Mrs. Roberts was angrier than hurt. She’d been hurt too many times to be hurt anymore but the tears welled up in her eyes anyway and her voice cracked just thinking about how unjust her husband was being. She pushed back the tears with one big swallow and looked sternly at Mark.
“Abena, I am tired. I have had a long day. You can tell your son whatever you like” Mark responded, refusing to feel guilt. His leg moved to the third step. The clock’s minute hand could be heard clicking in the silence of the night.
“So, who were you with?” Abena asked like she cared. She wanted to rile him up. She wanted to hurt him.
Mark turned around and came down the stairs. He gave his wife a long hard stare.
“Where are you going to go? What are you going to do? You have no money and no job. Who’s going to take care of the children if not me? This attitude is getting frustrating. I was out with other women. Accept that and deal with it. You should be lucky I am not leaving you like Charles did his wife. I am a good man and a good father. You should be grateful.”
Abena didn’t bother to react. She watched Mark climb the stairs until all she could hear was the sound of his footsteps and their bedroom door shutting. She looked over at the clock. The minute hand had just come to rest on 3. It was 3:15am.

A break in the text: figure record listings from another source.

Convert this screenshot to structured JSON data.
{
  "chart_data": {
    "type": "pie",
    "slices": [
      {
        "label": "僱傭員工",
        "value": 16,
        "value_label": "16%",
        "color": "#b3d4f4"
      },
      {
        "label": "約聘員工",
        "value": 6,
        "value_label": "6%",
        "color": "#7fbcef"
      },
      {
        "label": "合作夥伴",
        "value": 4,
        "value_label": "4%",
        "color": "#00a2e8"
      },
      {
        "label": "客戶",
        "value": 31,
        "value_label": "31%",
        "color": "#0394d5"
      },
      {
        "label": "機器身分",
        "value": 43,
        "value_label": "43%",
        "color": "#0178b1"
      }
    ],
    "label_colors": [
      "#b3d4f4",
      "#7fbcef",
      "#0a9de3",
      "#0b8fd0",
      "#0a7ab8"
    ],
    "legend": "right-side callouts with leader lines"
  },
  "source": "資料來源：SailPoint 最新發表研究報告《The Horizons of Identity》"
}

She sat at the dining table and played with her fingers as she often liked to do when she was deep in thought. Mark was a wide-eyed dreamer when she’d met him. He had great idea but terrible plans of execution. With her degree in Business Administration and training from her father, she had turned his idea into a successful business. He had asked her to stay home and raise the children. He said he owed her everything and so she would never have to work a day in her life. He had promised her the world and given her a small village in the middle of nowhere.
If she left, she would have to start from scratch. She would be grinding and hustling trying to feed 3 children while he lived the life of his dreams unrestrained, with different women. No, leaving him was a mercy she could not afford to bestow.
If she stayed, he would still win. She would still lose. As the second-hand ticked past the minute hand, she made a realization that many women before her had done. If she played the game fairly, she would always be at the bottom. It really was a man’s world.
Three months later, Mark Roberts died suddenly of a heart attack while on his way home from one of his trysts. The funeral was held and the moment Mark’s body entered the ground, Abena wiped her tears. One by one, each Manager was removed for different reasons until she was named the Managing Director of the company. She was in charge of it all.
The world was hers for the taking and she would take it without apology.
In a few years, the company expanded into a multi-million enterprise. The family of four was moved out of their modest home in the suburb of Adenta to a mansion in the heart of Cantoments.
As the family of four stood, admiring the home they had made, Abena looked at her children with pride. “Children, life is a game. We play the game to win. Today, we have won.”
Hell, hath no fury like a woman scorned.